An earlier version of part of these notes appeared in an article I wrote for my column in Bella magazine. The column evidently struck a chord with readers; many wrote and commented about it. One correspondent asked about depression as suppressed anger and the relationship between depression and violence. Another wanted to know the role of marijuana in depression: did it help short-term, long-term, not at all, or perhaps exacerbate it?

Some therapists believe that depression is related to repressed or internalised anger; that people who become depressed do so because they turn their anger at the world in on themselves.

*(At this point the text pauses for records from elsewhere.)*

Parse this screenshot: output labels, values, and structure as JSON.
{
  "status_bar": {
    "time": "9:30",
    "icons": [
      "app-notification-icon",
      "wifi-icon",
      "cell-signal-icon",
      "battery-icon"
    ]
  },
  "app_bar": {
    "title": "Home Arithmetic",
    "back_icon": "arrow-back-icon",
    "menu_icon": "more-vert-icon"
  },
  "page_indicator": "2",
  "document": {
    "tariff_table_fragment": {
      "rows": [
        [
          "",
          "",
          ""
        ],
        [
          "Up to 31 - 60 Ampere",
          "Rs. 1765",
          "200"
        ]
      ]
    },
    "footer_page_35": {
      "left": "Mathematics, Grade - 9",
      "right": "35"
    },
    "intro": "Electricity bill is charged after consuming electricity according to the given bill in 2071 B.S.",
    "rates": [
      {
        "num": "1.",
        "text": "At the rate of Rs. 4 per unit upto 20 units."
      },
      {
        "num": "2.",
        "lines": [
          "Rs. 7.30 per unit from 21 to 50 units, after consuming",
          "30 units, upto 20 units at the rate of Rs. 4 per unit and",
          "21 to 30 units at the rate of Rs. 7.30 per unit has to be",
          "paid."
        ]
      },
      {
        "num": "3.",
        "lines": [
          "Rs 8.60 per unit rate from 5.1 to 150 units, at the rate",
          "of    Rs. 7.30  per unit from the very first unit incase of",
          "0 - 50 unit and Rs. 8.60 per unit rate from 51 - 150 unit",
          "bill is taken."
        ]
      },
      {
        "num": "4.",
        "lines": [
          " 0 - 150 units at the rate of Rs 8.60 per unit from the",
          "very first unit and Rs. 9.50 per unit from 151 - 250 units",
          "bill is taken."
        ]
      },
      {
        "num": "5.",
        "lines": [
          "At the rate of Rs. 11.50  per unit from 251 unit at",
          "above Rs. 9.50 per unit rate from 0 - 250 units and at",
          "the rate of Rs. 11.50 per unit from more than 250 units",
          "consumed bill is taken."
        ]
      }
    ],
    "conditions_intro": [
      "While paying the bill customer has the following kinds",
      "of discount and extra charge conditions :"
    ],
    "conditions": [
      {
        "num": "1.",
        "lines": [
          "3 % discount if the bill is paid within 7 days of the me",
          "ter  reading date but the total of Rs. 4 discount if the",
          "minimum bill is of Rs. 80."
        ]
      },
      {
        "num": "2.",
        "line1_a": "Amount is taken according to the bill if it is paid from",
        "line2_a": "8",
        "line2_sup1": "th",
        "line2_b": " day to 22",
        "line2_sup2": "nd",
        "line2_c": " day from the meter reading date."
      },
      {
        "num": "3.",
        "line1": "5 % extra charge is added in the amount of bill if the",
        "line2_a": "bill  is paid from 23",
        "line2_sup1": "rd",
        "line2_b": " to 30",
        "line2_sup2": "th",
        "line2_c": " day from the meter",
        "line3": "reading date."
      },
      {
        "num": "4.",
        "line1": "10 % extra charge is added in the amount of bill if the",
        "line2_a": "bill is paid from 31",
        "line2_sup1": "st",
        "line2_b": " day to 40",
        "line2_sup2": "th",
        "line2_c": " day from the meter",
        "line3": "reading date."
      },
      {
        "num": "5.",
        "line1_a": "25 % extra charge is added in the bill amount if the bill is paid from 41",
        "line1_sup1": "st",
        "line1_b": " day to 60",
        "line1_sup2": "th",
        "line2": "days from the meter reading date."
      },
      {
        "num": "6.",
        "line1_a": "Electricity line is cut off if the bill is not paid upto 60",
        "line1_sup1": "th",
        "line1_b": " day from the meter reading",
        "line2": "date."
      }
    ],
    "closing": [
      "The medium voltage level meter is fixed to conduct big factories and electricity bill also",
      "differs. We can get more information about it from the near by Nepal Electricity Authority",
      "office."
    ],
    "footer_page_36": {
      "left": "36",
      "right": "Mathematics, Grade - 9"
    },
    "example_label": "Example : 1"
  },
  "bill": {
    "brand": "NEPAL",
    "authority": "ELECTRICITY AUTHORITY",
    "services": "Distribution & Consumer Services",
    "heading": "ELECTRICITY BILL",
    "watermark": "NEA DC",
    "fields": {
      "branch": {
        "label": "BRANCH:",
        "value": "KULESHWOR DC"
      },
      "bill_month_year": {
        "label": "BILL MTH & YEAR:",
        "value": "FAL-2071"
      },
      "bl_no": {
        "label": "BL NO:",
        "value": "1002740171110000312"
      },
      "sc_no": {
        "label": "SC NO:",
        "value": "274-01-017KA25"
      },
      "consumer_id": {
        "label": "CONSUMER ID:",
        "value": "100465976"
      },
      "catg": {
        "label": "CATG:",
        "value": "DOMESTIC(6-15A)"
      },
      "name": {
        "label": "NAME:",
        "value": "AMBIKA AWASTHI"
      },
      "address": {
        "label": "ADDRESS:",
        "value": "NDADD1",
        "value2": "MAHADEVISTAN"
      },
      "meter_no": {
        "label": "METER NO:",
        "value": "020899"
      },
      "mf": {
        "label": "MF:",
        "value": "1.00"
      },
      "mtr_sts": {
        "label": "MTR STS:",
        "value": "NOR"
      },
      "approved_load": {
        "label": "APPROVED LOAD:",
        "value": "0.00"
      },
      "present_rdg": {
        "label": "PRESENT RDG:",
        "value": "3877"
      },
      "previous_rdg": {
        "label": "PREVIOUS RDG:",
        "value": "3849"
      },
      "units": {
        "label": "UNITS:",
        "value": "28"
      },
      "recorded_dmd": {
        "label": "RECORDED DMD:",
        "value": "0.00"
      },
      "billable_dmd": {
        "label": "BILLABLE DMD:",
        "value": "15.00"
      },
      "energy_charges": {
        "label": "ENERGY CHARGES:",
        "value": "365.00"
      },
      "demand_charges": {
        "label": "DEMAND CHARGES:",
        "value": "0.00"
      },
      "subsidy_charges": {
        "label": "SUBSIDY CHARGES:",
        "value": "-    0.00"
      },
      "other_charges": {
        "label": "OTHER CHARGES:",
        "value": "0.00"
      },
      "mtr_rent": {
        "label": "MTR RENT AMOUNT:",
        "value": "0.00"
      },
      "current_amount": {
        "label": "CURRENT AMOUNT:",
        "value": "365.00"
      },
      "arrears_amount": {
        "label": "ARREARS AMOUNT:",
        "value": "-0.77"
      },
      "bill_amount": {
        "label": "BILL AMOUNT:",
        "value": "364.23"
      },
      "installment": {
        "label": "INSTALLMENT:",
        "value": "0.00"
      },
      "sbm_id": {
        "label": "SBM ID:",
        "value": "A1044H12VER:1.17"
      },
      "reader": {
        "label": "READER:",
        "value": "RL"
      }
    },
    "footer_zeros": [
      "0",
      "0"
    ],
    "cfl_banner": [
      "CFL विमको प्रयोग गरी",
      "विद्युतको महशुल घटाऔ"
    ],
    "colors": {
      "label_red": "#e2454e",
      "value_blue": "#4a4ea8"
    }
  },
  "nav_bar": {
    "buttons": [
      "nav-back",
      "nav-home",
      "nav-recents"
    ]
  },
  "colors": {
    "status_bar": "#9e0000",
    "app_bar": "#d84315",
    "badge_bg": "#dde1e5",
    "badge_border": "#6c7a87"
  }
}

I think this is a valid analysis. Suicide, the end of depression for too many people, is the ultimate expression of violence directed at oneself. One of the signs of depression can be an increasingly short temper, and violence - especially towards children - can be a sign of depression in a parent.

Marijuana is used by a lot of people as an antidote to stress and depression. Some people find it helpful short-term, especially as a stress-buster. Long-term though, it tends to reinforce the lethargy and lack of motivation that are so common among people who are depressed. Marijuana may also unmask more serious mental illness in someone who is already predisposed to it. If you use it, do so with caution.

Getting my story down on paper has been a significant part of my salvation. I have found writing extremely therapeutic. It enables me to put thoughts and memories that are jangling around in my brain, out of my head and onto the page. When they’re out of my head I can get a new perspective on them, and can walk away from them if I choose. My mind is cleared and has space for more enjoyable thoughts.

Writing enables me to define my own reality and exercise some control over it. Through writing down my past, I have sifted through deeply buried memories and feelings, reliving my history. Through putting it on paper, my attitude toward my past has changed from one of helplessness to one of power. It’s mine, I own it. Writing has been an effective therapy for me because it’s constantly available and needs no one else to make it happen other than me. Through writing and then publishing my story, I have been able to accept the past and move forward.

When my first book came out I was terrified, laid bare, open, raw, my most painful secrets available for public scrutiny. But as people began to read the book I received more and more positive feedback. People have expressed admiration for my courage and honesty as they related to different aspects of the story. There is a saying by poet Muriel Rukeyser I like, “The world is made up of stories, not atoms.” I told my story and so far have witnessed reactions from empathy and admiration through to scepticism and scorn, but other people’s reactions have not changed the truth I have told.

I’m not cured or ‘over it’. I write it all down and, when necessary, seek additional help through counselling and anti-depressants. My anger is a fuel for action. I can’t pretend that everything is wonderful now. But I am changed, stronger than ever, and know which tools to use to help my healing.